During his time as executive director, Stocks established a left-of-center agenda for the NEA, claiming that American democracy was based on voter suppression and “rigged” for the wealthy.   During the 2016 election cycle, Stocks pressured other NEA members and state affiliates to pressure them to endorse then-Presidential candidate Hillary Clinton, despite facing resistance from within the union. 
In August of 2019, Stocks stepped down as executive director of the NEA.  Though Kim Anderson succeeded him as executive director, Stocks continued in an advisory role for the NEA, guiding campaign strategy until after the 2020 elections.  Stocks claimed he was stepping down to devote his time to “the cause of saving our democracy” by advocating for left-of-center ideals. 
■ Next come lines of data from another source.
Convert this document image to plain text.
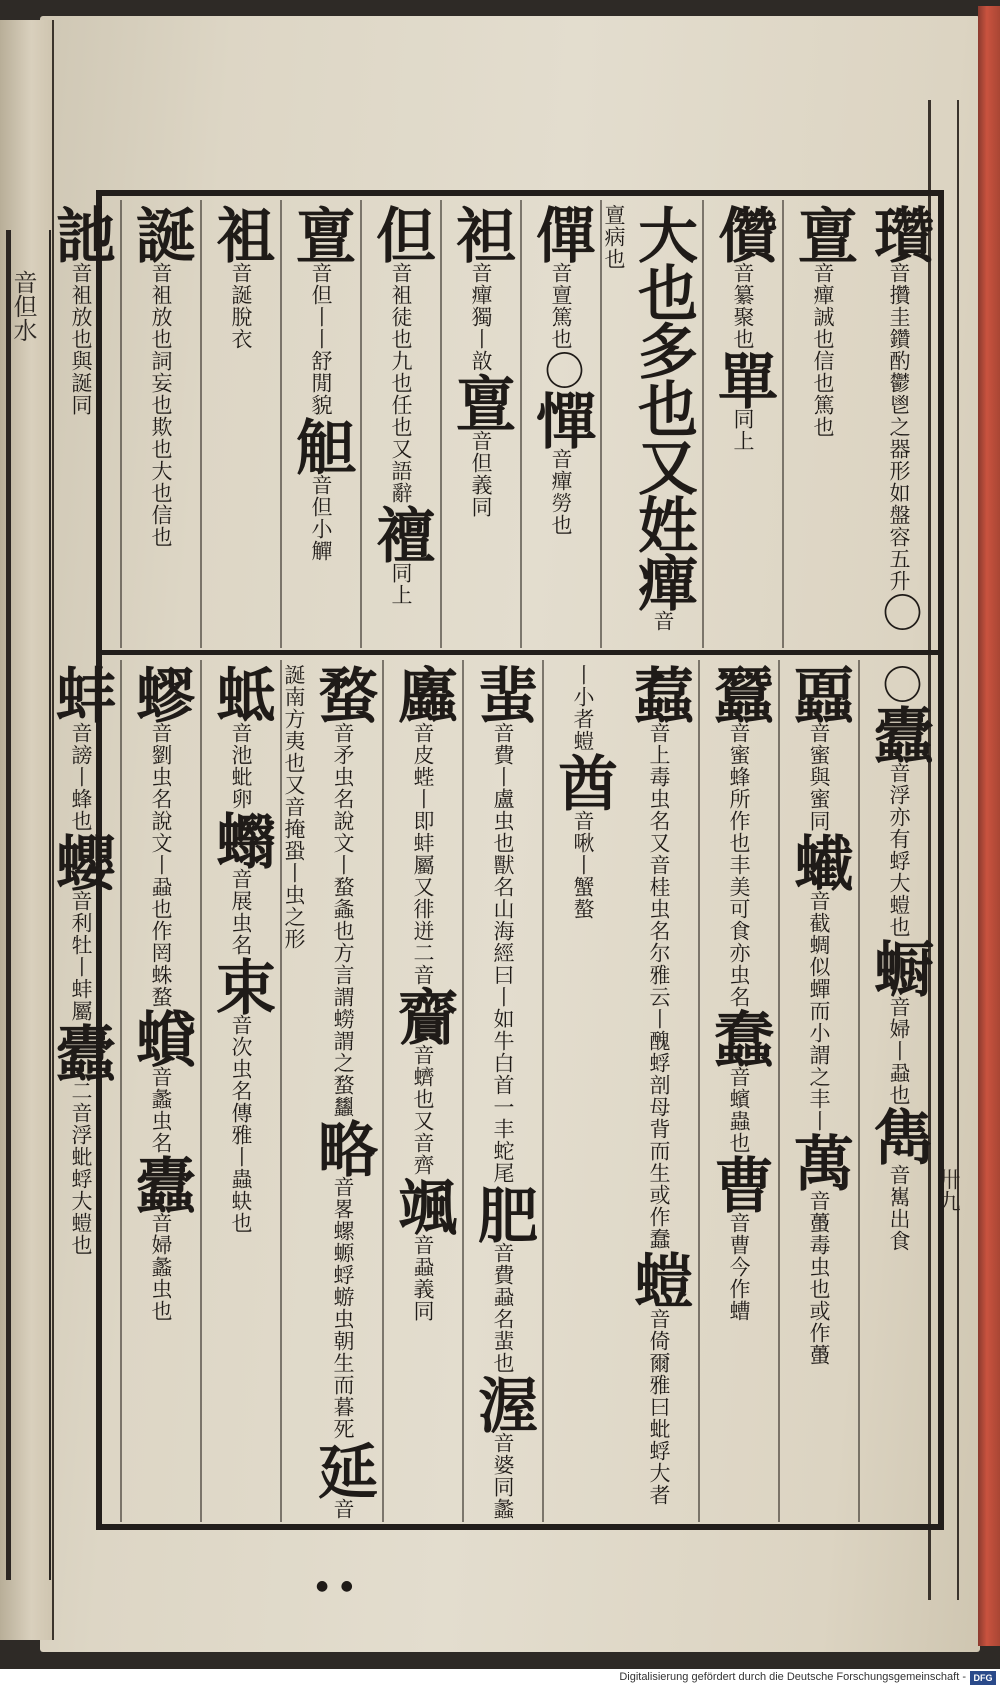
音但水
卅九
瓚音攢圭鑽酌鬱鬯之器形如盤容五升〇亶音癉誠也信也篤也
儹音纂聚也單同上
大也多也又姓癉音亶病也
僤音亶篤也〇憚音癉勞也
袒音癉獨丨敨亶音但義同
但音袓徒也九也任也又語辭襢同上
亶音但丨丨舒閒貌觛音但小觶
袓音誕脫衣
誕音袓放也詞妄也欺也大也信也
訑音袓放也與誕同
〇蠹音浮亦有蜉大螘也蟵音婦丨蝨也雋音嶲出食
蠠音蜜與蜜同蠘音截蜩似蟬而小謂之丰丨萬音蠆毒虫也或作蠆
蠶音蜜蜂所作也丰美可食亦虫名蠢音蠙蟲也曹音曹今作螬
蠚音上毒虫名又音桂虫名尔雅云丨醜蜉剖母背而生或作蠢螘音倚爾雅曰蚍蜉大者丨小者螘酋音啾丨蟹螯
蜚音費丨盧虫也獸名山海經曰丨如牛白首一丰蛇尾肥音費蝨名蜚也渥音婆同蠡
蠯音皮蜌丨即蚌屬又徘迸二音齎音蠐也又音齊颯音蝨義同
蝥音矛虫名說文丨蝥螽也方言謂蟧謂之蝥蠿略音畧螺螈蜉蝣虫朝生而暮死延音誕南方夷也又音掩蛩丨虫之形
蚳音池蚍卵蠮音展虫名束音次虫名傳雅丨蟲蚗也
蟉音劉虫名說文丨蝨也作罔蛛蝥蟘音蠡虫名蠹音婦蠡虫也
蚌音謗丨蜂也蠳音利牡丨蚌屬蠹二音浮蚍蜉大螘也
● ●
Digitalisierung gefördert durch die Deutsche Forschungsgemeinschaft - DFG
Controversy over Wisconsin Labor Meetings
After becoming executive director of the NEA, Stocks returned to Wisconsin with other national union leaders to oppose reforms to public employee unions endorsed by thenWisconsin Governor Scott Walker (R) in 2011. During the debate and vote on the proposed legislation, Democratic Senators in the Wisconsin State Senate drove out of the state of Wisconsin to Illinois in order to try to deny quorum to prevent a vote on the bill. Then-Wisconsin Senate Minority Leader Mark Miller (D-Monona) spent thousands on meeting spaces and hotels for himself and other members for three weeks during which Democratic Senators stayed in Illinois to try to block the vote. 
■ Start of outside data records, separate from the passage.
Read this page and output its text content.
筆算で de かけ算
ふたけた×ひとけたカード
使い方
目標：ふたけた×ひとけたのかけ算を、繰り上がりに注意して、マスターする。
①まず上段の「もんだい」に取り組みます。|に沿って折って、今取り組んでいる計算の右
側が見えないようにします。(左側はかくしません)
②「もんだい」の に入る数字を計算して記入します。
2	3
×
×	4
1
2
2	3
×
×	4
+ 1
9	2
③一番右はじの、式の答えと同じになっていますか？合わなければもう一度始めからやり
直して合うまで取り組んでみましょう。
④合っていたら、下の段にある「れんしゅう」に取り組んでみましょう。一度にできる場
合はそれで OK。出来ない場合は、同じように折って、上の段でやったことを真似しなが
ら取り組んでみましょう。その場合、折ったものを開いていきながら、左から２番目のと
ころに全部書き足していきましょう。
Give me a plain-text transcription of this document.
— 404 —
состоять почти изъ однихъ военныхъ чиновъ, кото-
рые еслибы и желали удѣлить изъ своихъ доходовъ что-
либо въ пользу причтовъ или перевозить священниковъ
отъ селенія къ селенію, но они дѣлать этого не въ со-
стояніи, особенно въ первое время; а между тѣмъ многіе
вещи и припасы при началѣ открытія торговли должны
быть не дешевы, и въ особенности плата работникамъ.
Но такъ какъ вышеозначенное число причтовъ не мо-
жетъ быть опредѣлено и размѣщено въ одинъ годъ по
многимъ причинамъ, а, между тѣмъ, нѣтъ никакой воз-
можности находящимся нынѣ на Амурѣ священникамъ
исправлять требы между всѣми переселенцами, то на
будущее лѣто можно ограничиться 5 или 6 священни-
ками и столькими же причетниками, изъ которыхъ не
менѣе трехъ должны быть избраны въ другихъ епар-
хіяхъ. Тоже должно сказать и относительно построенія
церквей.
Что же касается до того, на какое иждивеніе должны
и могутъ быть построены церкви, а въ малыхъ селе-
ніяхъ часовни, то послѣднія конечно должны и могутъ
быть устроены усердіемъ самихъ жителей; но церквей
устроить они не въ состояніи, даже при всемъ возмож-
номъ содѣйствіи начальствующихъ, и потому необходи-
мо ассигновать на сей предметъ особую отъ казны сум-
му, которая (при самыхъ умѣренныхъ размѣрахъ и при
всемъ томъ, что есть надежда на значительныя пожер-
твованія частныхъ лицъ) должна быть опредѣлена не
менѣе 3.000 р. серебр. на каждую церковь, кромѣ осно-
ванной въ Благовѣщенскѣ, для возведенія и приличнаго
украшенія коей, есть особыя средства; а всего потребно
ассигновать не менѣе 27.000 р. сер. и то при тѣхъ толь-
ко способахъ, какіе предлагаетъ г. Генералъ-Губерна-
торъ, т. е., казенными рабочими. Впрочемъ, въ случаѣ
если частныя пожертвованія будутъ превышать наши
During the attempt to prevent the vote, Stocks and two other union representatives flew to Libertyville, Illinois to meet with the lawmakers after Stocks registered as a lobbyist just four days before the meeting. Stocks reportedly spent over 200 hours and $67,600 in lobbying in Illinois that year, with even some Democrats skipping the meeting in Libertyville and calling it “inappropriate” for Democrats to meet with special interest groups as a caucus.  Legislators ultimately passed the bill through the Wisconsin legislature. 
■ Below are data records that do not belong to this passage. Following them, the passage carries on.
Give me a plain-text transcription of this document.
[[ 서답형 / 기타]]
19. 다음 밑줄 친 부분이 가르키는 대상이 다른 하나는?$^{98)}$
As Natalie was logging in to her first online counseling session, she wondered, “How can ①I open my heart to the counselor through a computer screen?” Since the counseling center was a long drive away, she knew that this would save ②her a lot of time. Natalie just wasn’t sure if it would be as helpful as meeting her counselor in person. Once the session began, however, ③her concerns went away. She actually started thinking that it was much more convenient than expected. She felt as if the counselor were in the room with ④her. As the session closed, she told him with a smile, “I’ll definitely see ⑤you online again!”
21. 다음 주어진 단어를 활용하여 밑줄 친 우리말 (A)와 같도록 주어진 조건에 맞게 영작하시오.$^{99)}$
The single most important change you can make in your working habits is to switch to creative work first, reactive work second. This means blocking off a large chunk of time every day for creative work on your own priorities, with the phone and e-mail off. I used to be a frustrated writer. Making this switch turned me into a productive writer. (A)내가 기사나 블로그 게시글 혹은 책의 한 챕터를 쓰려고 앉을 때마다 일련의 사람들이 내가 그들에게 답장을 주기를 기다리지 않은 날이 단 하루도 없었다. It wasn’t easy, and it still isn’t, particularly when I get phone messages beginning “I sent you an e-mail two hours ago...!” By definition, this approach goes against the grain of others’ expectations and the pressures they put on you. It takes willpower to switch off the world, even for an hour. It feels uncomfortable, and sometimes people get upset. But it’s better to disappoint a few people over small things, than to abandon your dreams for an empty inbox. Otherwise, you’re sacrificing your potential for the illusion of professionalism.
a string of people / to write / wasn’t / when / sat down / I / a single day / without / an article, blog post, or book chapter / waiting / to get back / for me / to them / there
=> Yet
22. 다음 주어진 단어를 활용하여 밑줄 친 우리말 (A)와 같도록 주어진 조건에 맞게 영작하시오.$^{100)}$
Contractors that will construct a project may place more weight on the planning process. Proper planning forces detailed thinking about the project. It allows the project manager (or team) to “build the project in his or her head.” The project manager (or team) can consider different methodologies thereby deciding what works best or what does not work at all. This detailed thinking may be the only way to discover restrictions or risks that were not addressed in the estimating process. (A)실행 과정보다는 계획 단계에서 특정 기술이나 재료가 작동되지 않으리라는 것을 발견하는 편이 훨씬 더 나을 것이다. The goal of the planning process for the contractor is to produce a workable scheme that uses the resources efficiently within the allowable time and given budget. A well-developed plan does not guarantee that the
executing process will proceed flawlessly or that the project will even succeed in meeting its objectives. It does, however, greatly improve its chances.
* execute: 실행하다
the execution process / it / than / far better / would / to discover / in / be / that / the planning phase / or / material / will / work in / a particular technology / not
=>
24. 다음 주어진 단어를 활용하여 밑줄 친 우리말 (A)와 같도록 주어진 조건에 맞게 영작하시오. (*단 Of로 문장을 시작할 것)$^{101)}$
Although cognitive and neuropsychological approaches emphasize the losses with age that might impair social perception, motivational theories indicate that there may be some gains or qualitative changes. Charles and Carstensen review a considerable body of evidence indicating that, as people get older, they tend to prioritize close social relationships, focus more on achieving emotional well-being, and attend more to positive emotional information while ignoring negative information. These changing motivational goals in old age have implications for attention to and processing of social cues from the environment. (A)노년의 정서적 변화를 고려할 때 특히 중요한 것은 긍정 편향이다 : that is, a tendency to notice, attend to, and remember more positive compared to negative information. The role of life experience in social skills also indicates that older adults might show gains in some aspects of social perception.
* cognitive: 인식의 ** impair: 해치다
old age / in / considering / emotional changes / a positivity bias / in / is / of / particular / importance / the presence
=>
As of 2020, Stocks is the chairman of the board of Democracy Alliance, a hub for left-of-center donors and donor organizations.  Stocks has also sat on the board of Partnership for 21st Century Skills and the Learning First Alliance, two left-of-center education organizations.  In addition to sitting on the DA board, Stocks is a co-founder of the Committee on States, a state-level counterpart to DA.  Stocks has been honored for his organizing by left-of-center organizations including the Midwest Academy, a training institute for left-wing organizers, and the Ballot Initiative Strategy Center, a group that provides resources to left-of-center advocacy organizations to push referenda at the state level.  
In January of 2020, Stocks and the NEA under his leadership came under fire for giving millions of dollars to political organizations associated with Stocks. In 2018, the NEA made $30.2 million in total grants to advocacy organization, $15.5 million of which went to the State Engagement Fund, a DA affiliate which funnels money to left-wing organizations.  Between 2018 and 2019, the NEA gave $29.5 million to the Fund, in addition to $441,000 to Democracy Alliance directly, $425,000 to the Committee on States, and $2.1 million to a DA-Committee on States joint project.  In fact, the NEA under Stocks’s guidance gave more to these three DA-related organizations than it gave to ten of its NEA state affiliates combined.